-di ANTONIO MAGLIE-
L’Italia sovranista in lotta con l’italiano. Un paradosso: si riscopre la dimensione nazionale (anche in polemica con l’Europa) ma non la lingua nazionale. Matteo Salvini e Giorgia Meloni, ad esempio, abbigliati di verde o sventolando tricolori, hanno fatto proprio e tradotto in maniera un po’ più paesana quello che è stato lo slogan dell’attuale presidente americano: da “America First” a “Italy first”. Un tempo avremmo definito questa posizione politica in maniera molto semplice: nazionalista.
Ma Salvini e Meloni vengono da storie diverse: la seconda dalle nostalgie missine, il primo dalle brume padane che hanno avvolto ma non cancellato del tutto i desideri secessionisti. E così ora parlano di scelte “sovraniste”. Termine brutto ma che consente a due personaggi che per cultura e storiche aspirazioni teoricamente non dovrebbero andare totalmente d’accordo (l’una è cresciuta in un contesto in cui il centralismo aveva la meglio sul regionalismo, l’altro, al contrario, è stato svezzato con il latte del federalismo filtrato attraverso le idee più di Gianfranco Miglio che di Carlo Cattaneo). Ma poi l’irresistibile desiderio di alzare muri, la “guerra” ai musulmani, il rifiuto dei migranti di qualsiasi provenienza accusati di invadere le “nostre” terre e di attentare alla purezza dell’italica razza (che come è noto, tutto è meno che pura) e della razza “padana” (la quale è incontaminata nella stessa misura di quella italica), garantisce un collante che, però, ha bisogno di un riferimento meno “compromettente” di quello rappresentato dal “nazionalismo”.
Persino Gianni Alemanno e Francesco Storace che ancor più di Giorgia Meloni sono figli di quei riferimenti “nostalgici” che si identificavano nel vecchio Msi di Giorgio Almirante, preferiscono adottare questo scombiccherato neologismo. Il bello è che anche quel pezzo d’Italia “sovranista” (al pari degli altri pezzi) è popolata da connazionali che quotidianamente litigano con la lingua madre (declassata ormai nella scala familiare al rango di cugina di secondo grado). È il grido di dolore che si leva (al di sopra delle valutazioni o collocazioni politiche perché il problema è generale) dalle università italiane, contenuto in una lettera in cui seicento docenti hanno spiegato come negli atenei italiani approdino giovani virgulti predisposti a commettere errori che un tempo sarebbero stati sottolineati con una certa severità persino in terza elementare.
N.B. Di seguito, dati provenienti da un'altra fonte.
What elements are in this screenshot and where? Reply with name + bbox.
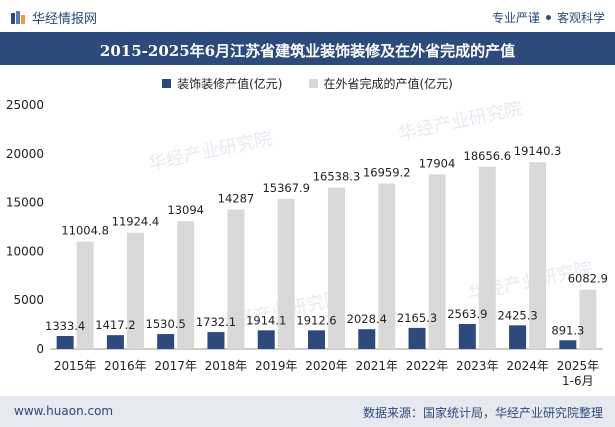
data-label-series2: 14287 <box>218 192 255 206</box>
data-label-series1: 1732.1 <box>196 315 236 329</box>
chart-legend: 装饰装修产值(亿元) 在外省完成的产值(亿元) <box>0 75 615 92</box>
y-tick-label: 15000 <box>6 196 44 210</box>
legend-item-series1: 装饰装修产值(亿元) <box>162 75 283 92</box>
bar-series2 <box>378 183 396 349</box>
title-bar: 2015-2025年6月江苏省建筑业装饰装修及在外省完成的产值 <box>0 32 615 65</box>
bar-series1 <box>56 335 74 349</box>
data-label-series1: 2563.9 <box>447 307 487 321</box>
x-tick-label: 2025年 <box>557 359 600 373</box>
brand-name: 华经情报网 <box>32 12 98 27</box>
data-label-series1: 1333.4 <box>45 319 85 333</box>
bar-series2 <box>579 289 597 349</box>
y-tick-label: 0 <box>36 342 44 356</box>
bar-series2 <box>76 241 94 349</box>
bar-chart: 华经产业研究院华经产业研究院华经产业研究院华经产业研究院050001000015… <box>6 98 608 388</box>
bar-series1 <box>106 335 124 349</box>
y-tick-label: 5000 <box>13 293 44 307</box>
legend-swatch-series1 <box>162 79 172 88</box>
legend-item-series2: 在外省完成的产值(亿元) <box>308 75 453 92</box>
x-tick-label: 2024年 <box>506 359 549 373</box>
legend-label-series1: 装饰装修产值(亿元) <box>177 77 283 91</box>
data-label-series2: 15367.9 <box>262 181 310 195</box>
x-tick-label: 2018年 <box>205 359 248 373</box>
y-tick-label: 25000 <box>6 98 44 112</box>
top-bar: 华经情报网 专业严谨 客观科学 <box>0 0 615 32</box>
bar-series1 <box>358 329 376 349</box>
bar-series2 <box>529 162 547 349</box>
data-label-series1: 1530.5 <box>146 317 186 331</box>
x-tick-label: 1-6月 <box>562 374 594 388</box>
x-tick-label: 2017年 <box>154 359 197 373</box>
data-label-series2: 13094 <box>167 203 204 217</box>
bar-series2 <box>428 174 446 349</box>
tag-left: 专业严谨 <box>491 11 540 25</box>
footer-bar: www.huaon.com 数据来源：国家统计局，华经产业研究院整理 <box>0 396 615 427</box>
data-label-series1: 1417.2 <box>95 318 135 332</box>
legend-swatch-series2 <box>308 79 318 88</box>
bar-series1 <box>559 340 577 349</box>
bar-series1 <box>157 334 175 349</box>
watermark-text: 华经产业研究院 <box>147 128 275 175</box>
data-label-series2: 19140.3 <box>514 144 562 158</box>
bar-series2 <box>177 221 195 349</box>
data-label-series2: 11924.4 <box>112 215 160 229</box>
bar-series1 <box>458 323 476 349</box>
x-tick-label: 2023年 <box>456 359 499 373</box>
tag-separator-dot <box>545 15 551 20</box>
data-label-series2: 11004.8 <box>61 224 109 238</box>
x-tick-label: 2015年 <box>54 359 97 373</box>
bar-series2 <box>277 199 295 349</box>
y-tick-label: 10000 <box>6 244 44 258</box>
data-label-series1: 891.3 <box>551 323 584 337</box>
data-label-series1: 2028.4 <box>347 312 387 326</box>
data-label-series2: 16538.3 <box>313 170 361 184</box>
x-tick-label: 2022年 <box>406 359 449 373</box>
bar-series2 <box>227 209 245 349</box>
x-tick-label: 2016年 <box>104 359 147 373</box>
bar-series2 <box>328 187 345 349</box>
bar-series2 <box>126 232 144 349</box>
brand: 华经情报网 <box>10 8 97 27</box>
data-label-series1: 2165.3 <box>397 311 437 325</box>
bar-series1 <box>408 327 426 349</box>
data-label-series2: 18656.6 <box>464 149 512 163</box>
x-tick-label: 2019年 <box>255 359 298 373</box>
bar-series1 <box>308 330 325 349</box>
bar-series2 <box>478 166 496 349</box>
data-label-series2: 6082.9 <box>568 272 608 286</box>
data-label-series2: 16959.2 <box>363 165 411 179</box>
data-label-series1: 2425.3 <box>497 308 537 322</box>
data-label-series1: 1912.6 <box>296 313 336 327</box>
y-tick-label: 20000 <box>6 147 44 161</box>
bar-series1 <box>509 325 527 349</box>
footer-website[interactable]: www.huaon.com <box>14 404 114 418</box>
brand-logo-icon <box>11 10 25 24</box>
tagline: 专业严谨 客观科学 <box>492 9 605 26</box>
tag-right: 客观科学 <box>556 11 605 25</box>
x-tick-label: 2021年 <box>355 359 398 373</box>
data-label-series2: 17904 <box>419 156 456 170</box>
footer-source: 数据来源：国家统计局，华经产业研究院整理 <box>362 406 603 420</box>
bar-series1 <box>257 330 275 349</box>
data-label-series1: 1914.1 <box>246 313 286 327</box>
bar-series1 <box>207 332 225 349</box>
legend-label-series2: 在外省完成的产值(亿元) <box>323 77 453 91</box>
watermark-text: 华经产业研究院 <box>397 98 525 145</box>
chart-title: 2015-2025年6月江苏省建筑业装饰装修及在外省完成的产值 <box>99 42 516 60</box>
x-tick-label: 2020年 <box>305 359 348 373</box>
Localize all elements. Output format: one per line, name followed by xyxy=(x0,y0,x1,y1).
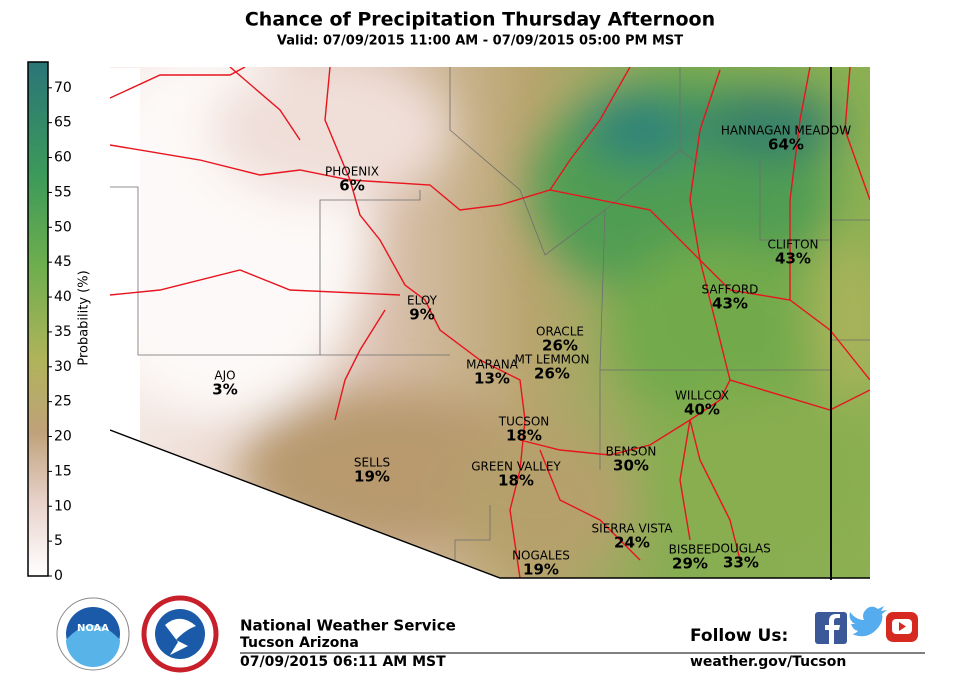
mexico-area xyxy=(110,430,870,580)
icon-play[interactable] xyxy=(899,622,906,631)
colorbar-tick-label: 50 xyxy=(54,219,72,235)
city-probability: 3% xyxy=(212,381,237,399)
city-probability: 9% xyxy=(409,306,434,324)
facebook-icon[interactable] xyxy=(815,612,847,644)
follow-label: Follow Us: xyxy=(690,626,788,646)
probability-field xyxy=(110,67,870,570)
colorbar xyxy=(27,61,49,577)
city-probability: 19% xyxy=(523,561,559,579)
youtube-icon[interactable] xyxy=(886,612,918,642)
noaa-logo: NOAA xyxy=(56,597,130,671)
city-name: SELLS xyxy=(354,456,390,470)
colorbar-tick-label: 55 xyxy=(54,184,72,200)
city-probability: 26% xyxy=(542,337,578,355)
city-name: SAFFORD xyxy=(702,283,759,297)
city-name: MARANA xyxy=(466,358,519,372)
city-name: BISBEE xyxy=(669,543,712,557)
city-name: AJO xyxy=(214,369,235,383)
city-name: CLIFTON xyxy=(767,238,818,252)
colorbar-tick-label: 15 xyxy=(54,463,72,479)
colorbar-tick-label: 0 xyxy=(54,568,63,584)
city-probability: 30% xyxy=(613,457,649,475)
city-name: ELOY xyxy=(407,294,438,308)
city-name: BENSON xyxy=(606,445,657,459)
city-name: MT LEMMON xyxy=(515,353,590,367)
office-location: Tucson Arizona xyxy=(240,635,359,651)
city-probability: 40% xyxy=(684,401,720,419)
city-probability: 33% xyxy=(723,554,759,572)
field xyxy=(700,90,840,160)
city-probability: 43% xyxy=(712,295,748,313)
city-probability: 43% xyxy=(775,250,811,268)
city-probability: 26% xyxy=(534,365,570,383)
colorbar-tick-label: 60 xyxy=(54,150,72,166)
colorbar-tick-label: 10 xyxy=(54,498,72,514)
colorbar-tick-label: 30 xyxy=(54,359,72,375)
international-border xyxy=(110,429,870,579)
colorbar-tick-label: 25 xyxy=(54,394,72,410)
twitter-icon[interactable] xyxy=(849,606,887,637)
colorbar-tick-label: 5 xyxy=(54,533,63,549)
city-name: WILLCOX xyxy=(675,389,729,403)
city-probability: 19% xyxy=(354,468,390,486)
colorbar-tick-label: 45 xyxy=(54,254,72,270)
roads xyxy=(110,67,870,579)
office-name: National Weather Service xyxy=(240,617,456,635)
icon-glyph[interactable] xyxy=(849,606,887,637)
field xyxy=(450,430,630,570)
city-probability: 64% xyxy=(768,136,804,154)
issued-time: 07/09/2015 06:11 AM MST xyxy=(240,654,446,670)
nws-logo xyxy=(141,595,219,673)
city-name: NOGALES xyxy=(512,549,570,563)
logo-wave xyxy=(66,625,120,667)
map xyxy=(110,67,870,580)
footer: NOAA National Weather Service Tucson Ari… xyxy=(56,595,925,673)
logo-storm xyxy=(165,618,196,655)
colorbar-tick-label: 35 xyxy=(54,324,72,340)
field xyxy=(650,390,870,550)
colorbar-tick-label: 40 xyxy=(54,289,72,305)
city-probability: 6% xyxy=(339,177,364,195)
city-name: PHOENIX xyxy=(325,165,379,179)
city-name: TUCSON xyxy=(498,415,550,429)
logo-text: NOAA xyxy=(77,623,109,634)
city-probability: 13% xyxy=(474,370,510,388)
colorbar-tick-label: 65 xyxy=(54,115,72,131)
colorbar-tick-label: 70 xyxy=(54,80,72,96)
colorbar-tick-label: 20 xyxy=(54,429,72,445)
city-name: SIERRA VISTA xyxy=(592,522,674,536)
field xyxy=(810,240,870,400)
city-probability: 18% xyxy=(506,427,542,445)
city-probability: 29% xyxy=(672,555,708,573)
website: weather.gov/Tucson xyxy=(690,654,846,670)
colorbar-label: Probability (%) xyxy=(77,270,92,365)
county-lines xyxy=(110,67,870,560)
colorbar-ticks: 0 5 10 15 20 25 30 35 40 45 50 55 60 65 70 xyxy=(48,80,72,584)
field xyxy=(585,95,695,165)
city-name: ORACLE xyxy=(536,325,584,339)
city-name: GREEN VALLEY xyxy=(471,460,561,474)
city-probability: 18% xyxy=(498,472,534,490)
field xyxy=(610,240,830,420)
icon-glyph[interactable] xyxy=(825,614,840,644)
city-probability: 24% xyxy=(614,534,650,552)
city-name: HANNAGAN MEADOW xyxy=(721,124,851,138)
title: Chance of Precipitation Thursday Afterno… xyxy=(245,9,715,31)
city-name: DOUGLAS xyxy=(711,542,771,556)
subtitle: Valid: 07/09/2015 11:00 AM - 07/09/2015 … xyxy=(277,34,683,49)
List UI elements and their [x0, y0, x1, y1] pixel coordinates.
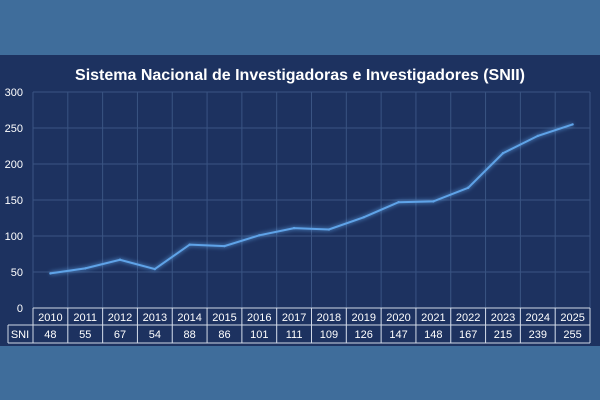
y-tick-label: 250	[5, 123, 23, 135]
table-value: 111	[286, 329, 303, 341]
x-tick-label: 2019	[351, 312, 375, 324]
table-value: 255	[563, 329, 581, 341]
data-point	[501, 152, 505, 155]
table-value: 48	[44, 329, 56, 341]
x-tick-label: 2010	[38, 312, 62, 324]
x-tick-label: 2020	[386, 312, 410, 324]
table-value: 86	[218, 329, 230, 341]
x-tick-label: 2011	[73, 312, 97, 324]
table-value: 167	[459, 329, 477, 341]
x-tick-label: 2022	[456, 312, 480, 324]
table-value: 54	[149, 329, 161, 341]
data-point	[258, 234, 261, 237]
table-value: 148	[424, 329, 442, 341]
x-tick-label: 2024	[526, 312, 550, 324]
x-tick-label: 2025	[560, 312, 584, 324]
x-tick-label: 2018	[317, 312, 341, 324]
x-tick-label: 2023	[491, 312, 515, 324]
table-value: 101	[250, 329, 268, 341]
table-value: 67	[114, 329, 126, 341]
y-tick-label: 150	[5, 195, 23, 207]
data-point	[188, 243, 191, 246]
data-point	[292, 226, 296, 230]
data-point	[466, 186, 470, 189]
x-tick-label: 2021	[421, 312, 445, 324]
table-value: 215	[494, 329, 512, 341]
data-point	[432, 200, 435, 203]
data-point	[536, 134, 539, 138]
y-axis: 0 50 100 150 200 250 300	[5, 87, 23, 315]
table-value: 239	[529, 329, 547, 341]
data-point	[84, 267, 87, 270]
data-point	[397, 200, 400, 204]
x-tick-label: 2017	[282, 312, 306, 324]
data-point	[118, 258, 122, 261]
data-point	[153, 267, 157, 271]
table-value: 109	[320, 329, 338, 341]
x-tick-label: 2015	[212, 312, 236, 324]
x-tick-label: 2014	[177, 312, 201, 324]
data-point	[571, 123, 574, 126]
table-value: 126	[355, 329, 373, 341]
chart-title: Sistema Nacional de Investigadoras e Inv…	[75, 67, 525, 84]
y-tick-label: 0	[17, 303, 23, 315]
x-tick-label: 2012	[108, 312, 132, 324]
y-tick-label: 300	[5, 87, 23, 99]
data-point	[49, 272, 52, 275]
table-value: 55	[79, 329, 91, 341]
gridlines	[32, 91, 591, 343]
data-table: SNI 2010 48 2011 55 2012 67 2013 54 2014 88 2015 86 2…	[7, 307, 591, 344]
table-series-label: SNI	[11, 329, 29, 341]
table-value: 88	[184, 329, 196, 341]
y-tick-label: 50	[11, 267, 23, 279]
x-tick-label: 2016	[247, 312, 271, 324]
x-tick-label: 2013	[143, 312, 167, 324]
table-value: 147	[389, 329, 407, 341]
data-point	[223, 244, 226, 248]
data-point	[327, 228, 331, 231]
series-line-sni	[50, 123, 573, 275]
data-point	[362, 216, 365, 219]
y-tick-label: 100	[5, 231, 23, 243]
y-tick-label: 200	[5, 159, 23, 171]
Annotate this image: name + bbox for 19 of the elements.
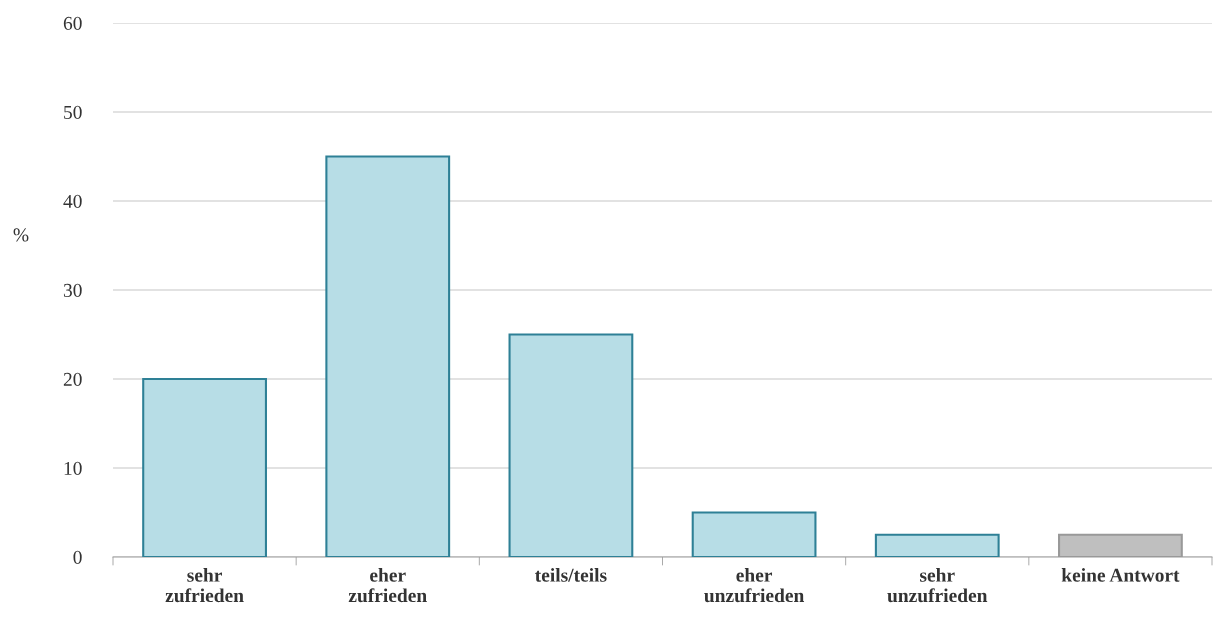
x-tick-label: keine Antwort xyxy=(1061,568,1180,582)
x-tick-label: teils/teils xyxy=(535,568,607,582)
bar xyxy=(691,511,817,557)
y-tick-label: 0 xyxy=(73,550,82,564)
bar xyxy=(874,533,1000,557)
x-tick-label: eher zufrieden xyxy=(348,568,427,603)
y-tick-label: 60 xyxy=(63,16,82,30)
y-tick-label: 10 xyxy=(64,461,82,475)
y-tick-label: 30 xyxy=(63,283,82,297)
x-tick-label: sehr zufrieden xyxy=(165,568,244,603)
x-tick-label: sehr unzufrieden xyxy=(887,568,988,603)
y-tick-label: 50 xyxy=(64,105,82,119)
y-tick-label: 20 xyxy=(63,372,82,386)
bar xyxy=(142,377,267,557)
y-tick-label: 40 xyxy=(63,194,82,208)
y-axis-title: % xyxy=(13,228,29,242)
bar xyxy=(508,333,634,557)
x-tick-label: eher unzufrieden xyxy=(704,568,805,603)
bar xyxy=(325,155,451,557)
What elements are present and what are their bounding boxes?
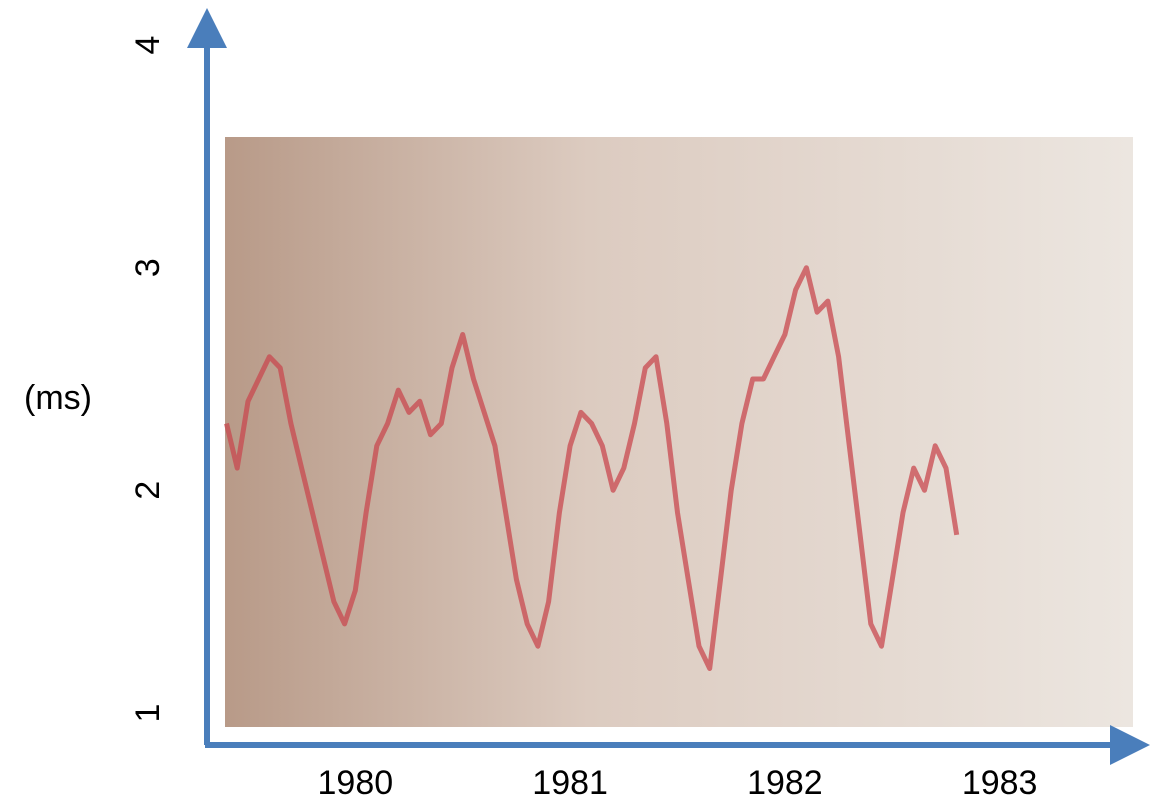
x-tick-label: 1981 [532, 764, 608, 802]
y-axis-label: (ms) [24, 379, 92, 417]
y-axis-arrow [187, 8, 227, 48]
y-tick-label: 4 [129, 36, 167, 55]
y-tick-label: 2 [129, 481, 167, 500]
x-tick-label: 1980 [318, 764, 394, 802]
y-tick-label: 3 [129, 258, 167, 277]
chart: (ms) 1 2 3 4 1980 1981 1982 1983 [0, 0, 1152, 810]
x-axis-arrow [1110, 725, 1150, 765]
x-tick-label: 1983 [962, 764, 1038, 802]
photo-background [225, 137, 1133, 727]
x-tick-label: 1982 [747, 764, 823, 802]
y-tick-label: 1 [129, 704, 167, 723]
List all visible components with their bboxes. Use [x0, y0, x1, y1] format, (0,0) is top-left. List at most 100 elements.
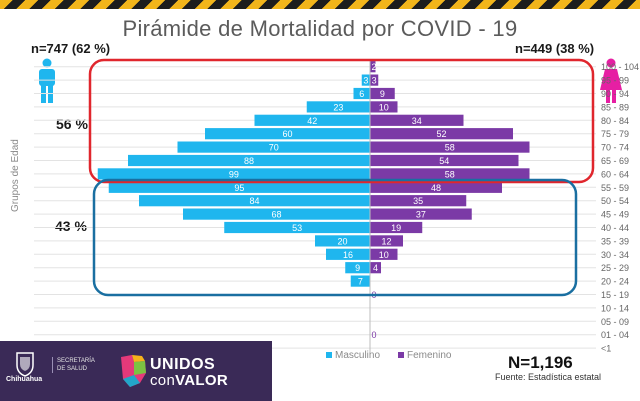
bar-male-40-44 [224, 221, 370, 234]
tick-label: 30 - 34 [601, 250, 629, 260]
data-label-male: 70 [269, 143, 279, 153]
data-label-male: 7 [358, 277, 363, 287]
lower-age-group-box [92, 178, 578, 297]
bar-female-75-79 [370, 128, 513, 140]
tick-label: 10 - 14 [601, 303, 629, 313]
bar-male-65-69 [128, 154, 370, 167]
tick-label: 35 - 39 [601, 236, 629, 246]
colorful-map-logo [118, 353, 148, 394]
bar-female-85-89 [370, 101, 398, 113]
tick-label: 20 - 24 [601, 277, 629, 287]
bar-male-95-99 [361, 74, 370, 86]
data-label-female: 34 [412, 116, 422, 126]
tick-label: 50 - 54 [601, 196, 629, 206]
brand-valor: VALOR [175, 372, 228, 389]
bar-female-95-99 [370, 74, 379, 86]
tick-label: 45 - 49 [601, 210, 629, 220]
tick-label: 100 - 104 [601, 62, 639, 72]
data-label-female: 3 [372, 76, 377, 86]
hazard-stripe-banner [0, 0, 640, 9]
female-person-icon [598, 58, 624, 109]
bar-female-70-74 [370, 141, 530, 153]
data-label-female: 37 [416, 210, 426, 220]
de-salud-label: DE SALUD [57, 366, 88, 372]
tick-label: 55 - 59 [601, 183, 629, 193]
data-label-female: 58 [445, 169, 455, 179]
bar-female-25-29 [370, 262, 381, 274]
data-label-female: 10 [379, 250, 389, 260]
bar-female-45-49 [370, 208, 472, 220]
tick-label: 15 - 19 [601, 290, 629, 300]
data-label-female: 4 [373, 263, 378, 273]
bar-female-40-44 [370, 221, 423, 234]
total-count: N=1,196 [508, 353, 573, 372]
tick-label: 75 - 79 [601, 129, 629, 139]
bar-female-90-94 [370, 87, 395, 100]
tick-label: 70 - 74 [601, 143, 629, 153]
tick-label: 85 - 89 [601, 102, 629, 112]
data-label-female: 19 [391, 223, 401, 233]
data-label-male: 68 [271, 210, 281, 220]
brand-unidos: UNIDOS [150, 356, 216, 373]
bar-female-65-69 [370, 154, 519, 167]
legend-male: Masculino [326, 350, 380, 361]
tick-label: <1 [601, 344, 611, 354]
data-label-male: 99 [229, 169, 239, 179]
data-label-male: 16 [343, 250, 353, 260]
data-label-male: 9 [355, 263, 360, 273]
bar-male-20-24 [350, 275, 370, 287]
state-name: Chihuahua [6, 376, 43, 383]
tick-label: 01 - 04 [601, 330, 629, 340]
bar-male-35-39 [315, 235, 370, 247]
state-shield-logo [8, 351, 42, 395]
bar-female-30-34 [370, 248, 398, 260]
legend-female-swatch [398, 352, 404, 359]
brand-con: con [150, 372, 176, 389]
data-label-female: 2 [371, 62, 376, 72]
bar-female-35-39 [370, 235, 403, 247]
legend-male-swatch [326, 352, 332, 359]
data-label-male: 84 [249, 196, 259, 206]
bar-male-50-54 [139, 195, 370, 207]
chart-title: Pirámide de Mortalidad por COVID - 19 [122, 16, 518, 41]
female-count-label: n=449 (38 %) [515, 41, 595, 56]
data-label-male: 6 [359, 89, 364, 99]
tick-label: 90 - 94 [601, 89, 629, 99]
data-source: Fuente: Estadística estatal [495, 372, 602, 382]
secretaria-de-salud: SECRETARÍA DE SALUD [52, 357, 95, 373]
data-label-female: 0 [371, 330, 376, 340]
tick-label: 80 - 84 [601, 116, 629, 126]
secretaria-label: SECRETARÍA [57, 358, 95, 364]
bar-male-60-64 [97, 168, 370, 180]
lower-group-percent: 43 % [55, 218, 87, 234]
data-label-male: 23 [333, 102, 343, 112]
data-label-female: 9 [380, 89, 385, 99]
tick-label: 05 - 09 [601, 317, 629, 327]
tick-label: 40 - 44 [601, 223, 629, 233]
tick-label: 60 - 64 [601, 169, 629, 179]
bar-male-75-79 [205, 128, 370, 140]
data-label-male: 20 [337, 236, 347, 246]
bar-male-90-94 [353, 87, 370, 100]
tick-label: 65 - 69 [601, 156, 629, 166]
bar-male-45-49 [183, 208, 370, 220]
legend-female-label: Femenino [407, 350, 452, 361]
bar-female-60-64 [370, 168, 530, 180]
bar-male-70-74 [177, 141, 370, 153]
brand-con-valor: conVALOR [150, 372, 228, 389]
bar-male-30-34 [326, 248, 370, 260]
bar-female-50-54 [370, 195, 467, 207]
tick-label: 95 - 99 [601, 76, 629, 86]
data-label-male: 95 [234, 183, 244, 193]
data-label-female: 52 [436, 129, 446, 139]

Si legge nella missiva: “È chiaro ormai da molti anni che alla fine del percorso scolastico troppi ragazzi scrivono male in italiano, leggono poco e faticano a esprimersi oralmente”. Firmata tra l’altro da Ilvo Diamanti, Massimo Cacciari, Carlo Fusaro e Paola Mastrocola, svela l’avvilente condizione in cui versa la nostra lingua, peraltro facilmente verificabile quotidianamente: la scomparsa del congiuntivo, il “gli” (“gli dissi”) usato, invariabilmente, anche quando bisognerebbe fare ricorso al “le” (“le dissi”), la difficoltà a orientarsi tra plurale e singolare, a seguire la concecutio temporum, il pericolosissimo “dimagrimento” imposto al vocabolario quotidianamente utilizzato.
Come dicono i “seicento indignados danteschi”, i giovani leggono poco. In compenso scrivono tanto: sms, tweet, commenti sulle pagine Facebook. Tutte pratiche che hanno aggravato una condizione della lingua che appariva già critica una ventina di anni fa quando si parlava di analfabetismo di ritorno provocato da quella televisione che pure, a cavallo tra i Cinquanta e i Sessanta, aveva favorito la diffusione di massa dell’italiano in un paese così frastagliato anche dal punto di vista linguistico, da essere portato in ampie realtà sociali a utilizzare come strumento di comunicazione il dialetto locale. Evidentemente camminando a ritroso abbiamo chiuso il cerchio e l’analfabetismo ora è di “partenza”. Conclusione: la nostra sovranità riguarda tutto il territorio nazionale ma non la grammatica, la sintassi e il vocabolario.
il problema linguistico inizialmente risolto con la televisione (che gia` aveva ridotto parte della ricchezza della nostra lingua) sta mostrando un debole cenno di ulteriore appiattimento, forse collegabile ai nuovi media, la valutazione di debole al fenomeno mi deriva da considerazioni demografiche che elimineranno definitivamente il problema nello spazio di una generazione. La lingua italiana rimarra` studiata e parlata da un ristretto gruppo di appassionati, non necessariamente abitanti vicino al Mediterraneo. L’amore per la nostra cultura appare moto vivo in posti inaspettati, anche abbastanza lontani dalla sua origine geografica.